In other words, this was not the unavoidable kind of trouble officers face, but a dubious form of “order maintenance” that should never have escalated to the level of physical confrontation.

The two detectives never spoke to Garner like a human being, but instead led off with ultimatums and macho posturing. Other police in that neighborhood handled things differently, taking the time to get to know park characters and talk to them like grownups. “If it had been anyone else, Eric might have gone,” is how Garner’s friend, John McCrae, put it.

Without a doubt, this trial is a relief to Garner’s mother, Gwen Carr, and other family members who waited this long to have something like a day in court. Still, the case is characteristic of how slowly (and ineffectually) the wheels of justice can turn.

Garner’s daughter Erica frequently complained, to me and to others, that Pantaleo was receiving city benefits and pay while she struggled to make her bills and take care of herself and her family. Erica had trouble coping in the years after her father’s death and believed it was not fair that Pantaleo had access to therapy and other help she didn’t.

She eventually fell ill and died young waiting for some kind of a break in the case. At the time of her death in December, 2017, she was still hoping that the Department of Justice would bring federal civil rights charges against Pantaleo.

That winter, in fact, there were rumors that just such a decision was coming. Erica was excited and beginning to feel optimistic, after a frightening autumn that saw her go into congestive heart failure shortly after the birth of a new son, Eric.

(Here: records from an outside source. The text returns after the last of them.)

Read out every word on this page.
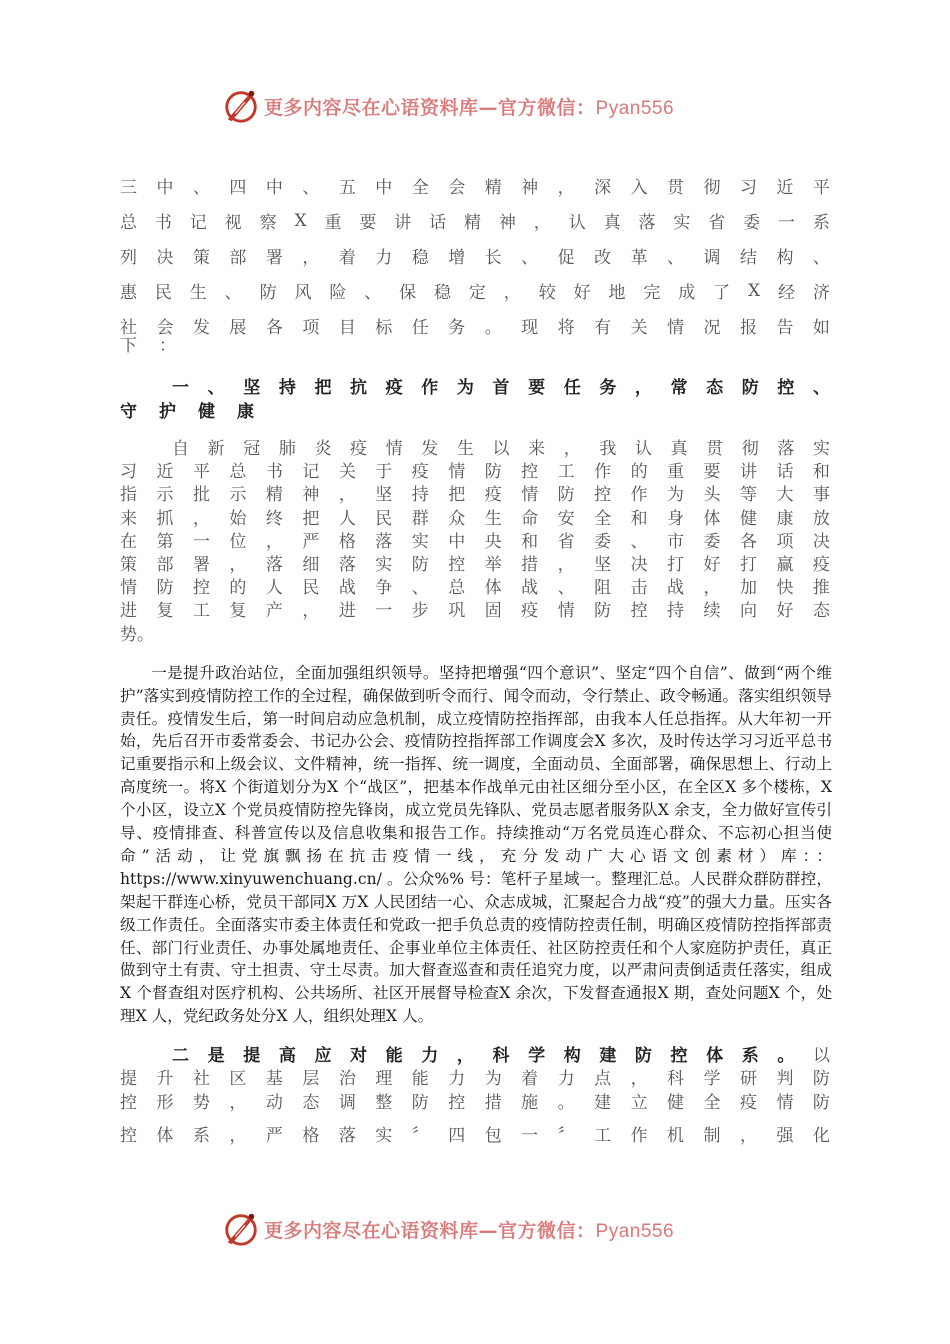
更多内容尽在心语资料库—官方微信：Pyan556
三 中 、 四 中 、 五 中 全 会 精 神 ， 深 入 贯 彻 习 近 平
总 书 记 视 察 X 重 要 讲 话 精 神 ， 认 真 落 实 省 委 一 系
列 决 策 部 署 ， 着 力 稳 增 长 、 促 改 革 、 调 结 构 、
惠 民 生 、 防 风 险 、 保 稳 定 ， 较 好 地 完 成 了 X 经 济
社 会 发 展 各 项 目 标 任 务 。 现 将 有 关 情 况 报 告 如
下 ：
一 、 坚 持 把 抗 疫 作 为 首 要 任 务 ， 常 态 防 控 、
守 护 健 康
自 新 冠 肺 炎 疫 情 发 生 以 来 ， 我 认 真 贯 彻 落 实
习 近 平 总 书 记 关 于 疫 情 防 控 工 作 的 重 要 讲 话 和
指 示 批 示 精 神 ， 坚 持 把 疫 情 防 控 作 为 头 等 大 事
来 抓 ， 始 终 把 人 民 群 众 生 命 安 全 和 身 体 健 康 放
在 第 一 位 ， 严 格 落 实 中 央 和 省 委 、 市 委 各 项 决
策 部 署 ， 落 细 落 实 防 控 举 措 ， 坚 决 打 好 打 赢 疫
情 防 控 的 人 民 战 争 、 总 体 战 、 阻 击 战 ， 加 快 推
进 复 工 复 产 ， 进 一 步 巩 固 疫 情 防 控 持 续 向 好 态
势 。
一是提升政治站位，全面加强组织领导。坚持把增强“四个意识”、坚定“四个自信”、做到“两个维护”落实到疫情防控工作的全过程，确保做到听令而行、闻令而动，令行禁止、政令畅通。落实组织领导责任。疫情发生后，第一时间启动应急机制，成立疫情防控指挥部，由我本人任总指挥。从大年初一开始，先后召开市委常委会、书记办公会、疫情防控指挥部工作调度会X 多次，及时传达学习习近平总书记重要指示和上级会议、文件精神，统一指挥、统一调度，全面动员、全面部署，确保思想上、行动上高度统一。将X 个街道划分为X 个“战区”，把基本作战单元由社区细分至小区，在全区X 多个楼栋，X 个小区，设立X 个党员疫情防控先锋岗，成立党员先锋队、党员志愿者服务队X 余支，全力做好宣传引导、疫情排查、科普宣传以及信息收集和报告工作。持续推动“万名党员连心群众、不忘初心担当使命”活动，让党旗飘扬在抗击疫情一线，充分发动广大心语文创素材）库：：https://www.xinyuwenchuang.cn/ 。公众%% 号：笔杆子星域一。整理汇总。人民群众群防群控，架起干群连心桥，党员干部同X 万X 人民团结一心、众志成城，汇聚起合力战“疫”的强大力量。压实各级工作责任。全面落实市委主体责任和党政一把手负总责的疫情防控责任制，明确区疫情防控指挥部责任、部门行业责任、办事处属地责任、企事业单位主体责任、社区防控责任和个人家庭防护责任，真正做到守土有责、守土担责、守土尽责。加大督查巡查和责任追究力度，以严肃问责倒适责任落实，组成X 个督查组对医疗机构、公共场所、社区开展督导检查X 余次，下发督查通报X 期，查处问题X 个，处理X 人，党纪政务处分X 人，组织处理X 人。
二 是 提 高 应 对 能 力 ， 科 学 构 建 防 控 体 系 。 以
提 升 社 区 基 层 治 理 能 力 为 着 力 点 ， 科 学 研 判 防
控 形 势 ， 动 态 调 整 防 控 措 施 。 建 立 健 全 疫 情 防
控 体 系 ， 严 格 落 实 〞 四 包 一 〞 工 作 机 制 ， 强 化
更多内容尽在心语资料库—官方微信：Pyan556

Erica never got to see this day because of a deal that had been made early on, in which the NYPD had decided not to proceed with internal charges against Pantaleo until the F.B.I. wrapped up its civil rights investigation.

The city last year finally gave up waiting for the feds and decided to move on with charges, which is why this APU trial is happening now. The Justice Department still has until July to file a case.

This means because the federal government took five years to make up its mind, Erica Garner had time to get frustrated by the slow pace of things, complain for years, get sick, and die, before she even got to see if the New York City Police department would stop paying the man who choked her father on video. Thinking of it with her in mind, no matter how the police court rules, it will probably be far too little, and certainly too late.